Sunken wreck may have preserved airmen's remains
By Randy Boswell, Canwest News Service
Underwater archaelolgists from Parks Canada announced August 6 that they discovered a similar plane that crashed in waters off the Quebec coast in November 1942 with five crewmen trapped inside. The amphibious PBY Catalina was part of a key Allied squadron of planes linking North America to the battlefields of Europe.
Parks Canada archeologists at the site of a submerged Second World War aircraft in the Gulf of St. Lawrence have found a sand-filled fuselage that may have preserved the remains of five U.S. airmen lost in a 1942 crash.
Experts using a remotely operated submersible, and divers probing the waters off the eastern Quebec village of Longue-Pointe-de-Mingan, have confirmed the sunken plane is the U.S. Army Air Force PBY 5A, a Catalina "flying boat" that foundered during an attempted takeoff in high waves in November 1942.
But the key question being explored by the Canadian scientists - in collaboration with officials from the U.S. government's Joint POW/MIA Accounting Command (JPAC) - is whether the remains of the five crew members who died in the sinking can be recovered and repatriated, said Marc-Andre Bernier, Parks Canada's chief of underwater archeology.
"At this point, the main preoccupation is the repatriation of human remains, if there are any," he told Canwest News Service, adding that archeologists are also treating the historic Catalina aircraft as "an important artifact."

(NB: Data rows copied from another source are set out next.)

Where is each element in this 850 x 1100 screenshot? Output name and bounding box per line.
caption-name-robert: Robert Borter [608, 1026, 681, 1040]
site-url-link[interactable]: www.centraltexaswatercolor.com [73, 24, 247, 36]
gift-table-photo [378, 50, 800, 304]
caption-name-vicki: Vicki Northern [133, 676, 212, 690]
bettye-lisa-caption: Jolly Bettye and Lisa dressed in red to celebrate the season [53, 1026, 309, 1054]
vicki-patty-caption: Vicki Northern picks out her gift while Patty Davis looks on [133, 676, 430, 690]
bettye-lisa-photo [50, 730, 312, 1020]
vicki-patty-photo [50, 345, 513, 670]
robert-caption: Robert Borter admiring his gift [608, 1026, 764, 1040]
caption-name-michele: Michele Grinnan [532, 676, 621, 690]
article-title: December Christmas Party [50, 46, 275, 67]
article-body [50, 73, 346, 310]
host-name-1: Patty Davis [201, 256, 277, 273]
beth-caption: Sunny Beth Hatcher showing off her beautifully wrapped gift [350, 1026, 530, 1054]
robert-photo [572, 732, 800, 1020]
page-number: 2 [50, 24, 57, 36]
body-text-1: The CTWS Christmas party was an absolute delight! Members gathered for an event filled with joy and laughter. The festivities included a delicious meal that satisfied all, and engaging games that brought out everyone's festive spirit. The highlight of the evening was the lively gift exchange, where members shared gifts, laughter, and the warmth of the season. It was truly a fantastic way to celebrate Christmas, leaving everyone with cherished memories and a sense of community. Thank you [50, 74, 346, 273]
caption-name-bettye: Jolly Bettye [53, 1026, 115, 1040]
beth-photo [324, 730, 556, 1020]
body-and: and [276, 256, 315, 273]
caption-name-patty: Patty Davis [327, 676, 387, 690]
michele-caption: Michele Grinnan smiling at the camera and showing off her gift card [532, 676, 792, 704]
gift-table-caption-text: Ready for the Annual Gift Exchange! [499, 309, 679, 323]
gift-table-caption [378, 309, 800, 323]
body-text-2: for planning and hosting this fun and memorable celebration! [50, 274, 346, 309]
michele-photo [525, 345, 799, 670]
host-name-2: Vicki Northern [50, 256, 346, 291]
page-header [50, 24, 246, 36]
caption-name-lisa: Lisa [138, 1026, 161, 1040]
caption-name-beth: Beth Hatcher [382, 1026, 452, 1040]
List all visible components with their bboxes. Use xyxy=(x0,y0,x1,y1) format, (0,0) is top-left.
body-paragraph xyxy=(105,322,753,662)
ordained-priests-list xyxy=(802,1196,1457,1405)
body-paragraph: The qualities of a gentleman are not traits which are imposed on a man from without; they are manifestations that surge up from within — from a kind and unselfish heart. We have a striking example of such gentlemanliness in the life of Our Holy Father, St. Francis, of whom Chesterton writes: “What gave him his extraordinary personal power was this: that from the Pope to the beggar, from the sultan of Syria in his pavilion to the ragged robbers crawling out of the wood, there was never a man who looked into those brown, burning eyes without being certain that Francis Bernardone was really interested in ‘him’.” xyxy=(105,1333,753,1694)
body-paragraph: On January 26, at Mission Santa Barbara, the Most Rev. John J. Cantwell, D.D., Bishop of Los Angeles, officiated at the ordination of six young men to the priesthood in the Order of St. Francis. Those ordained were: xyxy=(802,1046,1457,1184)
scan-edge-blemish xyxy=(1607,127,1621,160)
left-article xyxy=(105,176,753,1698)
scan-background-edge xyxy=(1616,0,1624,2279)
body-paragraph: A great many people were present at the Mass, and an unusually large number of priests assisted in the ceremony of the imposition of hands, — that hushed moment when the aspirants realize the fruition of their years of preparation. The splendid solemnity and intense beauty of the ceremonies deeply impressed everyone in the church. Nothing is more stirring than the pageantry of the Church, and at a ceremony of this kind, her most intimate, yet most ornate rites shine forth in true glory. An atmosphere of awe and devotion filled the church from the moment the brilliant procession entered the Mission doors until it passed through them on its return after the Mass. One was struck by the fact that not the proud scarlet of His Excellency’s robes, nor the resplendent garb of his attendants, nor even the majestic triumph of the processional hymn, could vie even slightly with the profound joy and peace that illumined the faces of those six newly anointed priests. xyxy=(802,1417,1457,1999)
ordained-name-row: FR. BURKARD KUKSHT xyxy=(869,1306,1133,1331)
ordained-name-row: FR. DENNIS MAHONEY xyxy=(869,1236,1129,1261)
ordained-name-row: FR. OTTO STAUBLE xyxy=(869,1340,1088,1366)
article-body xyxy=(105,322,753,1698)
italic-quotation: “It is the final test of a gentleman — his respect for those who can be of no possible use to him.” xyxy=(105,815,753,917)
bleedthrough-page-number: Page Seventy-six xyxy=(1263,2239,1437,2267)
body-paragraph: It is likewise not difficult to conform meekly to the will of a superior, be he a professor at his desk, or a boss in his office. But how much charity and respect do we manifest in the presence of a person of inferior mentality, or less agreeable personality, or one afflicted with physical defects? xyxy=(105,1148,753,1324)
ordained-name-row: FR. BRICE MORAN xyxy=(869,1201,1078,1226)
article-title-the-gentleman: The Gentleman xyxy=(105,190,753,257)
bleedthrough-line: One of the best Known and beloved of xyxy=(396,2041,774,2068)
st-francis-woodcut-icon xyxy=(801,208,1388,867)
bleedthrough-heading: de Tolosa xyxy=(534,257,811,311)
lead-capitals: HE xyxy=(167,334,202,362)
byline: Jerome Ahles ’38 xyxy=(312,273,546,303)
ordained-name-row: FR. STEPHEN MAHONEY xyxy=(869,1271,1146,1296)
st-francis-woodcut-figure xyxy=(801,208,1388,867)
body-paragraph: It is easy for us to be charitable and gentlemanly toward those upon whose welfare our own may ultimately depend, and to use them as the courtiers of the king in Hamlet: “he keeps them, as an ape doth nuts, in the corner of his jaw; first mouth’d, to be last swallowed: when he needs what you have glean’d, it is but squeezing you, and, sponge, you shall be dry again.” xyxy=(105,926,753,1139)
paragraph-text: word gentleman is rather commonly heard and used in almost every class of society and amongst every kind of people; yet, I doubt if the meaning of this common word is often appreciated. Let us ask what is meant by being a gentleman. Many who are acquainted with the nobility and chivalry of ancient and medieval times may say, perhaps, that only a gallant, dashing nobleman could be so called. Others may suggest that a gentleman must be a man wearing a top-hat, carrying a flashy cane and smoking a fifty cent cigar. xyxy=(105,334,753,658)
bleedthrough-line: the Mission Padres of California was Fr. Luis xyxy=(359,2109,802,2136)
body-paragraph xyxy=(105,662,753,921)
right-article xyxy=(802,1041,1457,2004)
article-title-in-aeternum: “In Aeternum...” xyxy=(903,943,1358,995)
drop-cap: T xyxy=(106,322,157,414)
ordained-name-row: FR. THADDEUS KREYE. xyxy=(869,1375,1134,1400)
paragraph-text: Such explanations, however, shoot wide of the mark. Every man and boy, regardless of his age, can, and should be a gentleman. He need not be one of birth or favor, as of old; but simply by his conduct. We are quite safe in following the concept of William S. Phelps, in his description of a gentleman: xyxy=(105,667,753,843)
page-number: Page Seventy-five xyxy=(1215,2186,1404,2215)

Visibility problems and a swift current at the site made examination of the plane difficult, noted Bernier. But, pending discussions with JPAC representatives in the coming months, the Parks Canada archeological team will attempt to recover the remains of the drowned airmen next summer.
"We will continue working with the United States to determine the following steps to hopefully be able to repatriate the lost soldiers," Environment Minister Jim Prentice, who oversees Parks Canada, said in a statement.
"In the meantime, we will work closely with all the relevant authorities to ensure the site is protected."
The official identification of the aircraft should help "bring closure to the many people who have been so personally touched by this event that happened 67 years ago," said Public Works Minister Christian Paradis. "This is particularly true for the families of the deceased and the village of Longue-Pointe-de-Mingan, which helped rescue the four survivors."
The 20-metre-long seaplane was located in May by Parks Canada divers involved in a three-year survey of shipwrecks near the Mingan peninsula lighthouse, including two transatlantic steamships that sank in the mid-1800s.
Records from the time of the crash indicate the nine U.S. airmen aboard the Catalina were visiting Mingan from their base in Maine to inspect an airfield being constructed as part of the Crimson Route supply corridor between Canada, the U.S. and Europe.
The Catalina slammed into high waves after trying to take off on Nov. 2, 1942.
Local residents pulled four of the airmen into fishing boats, but five others crew members were unable to escape the flooded fuselage before the plane sank.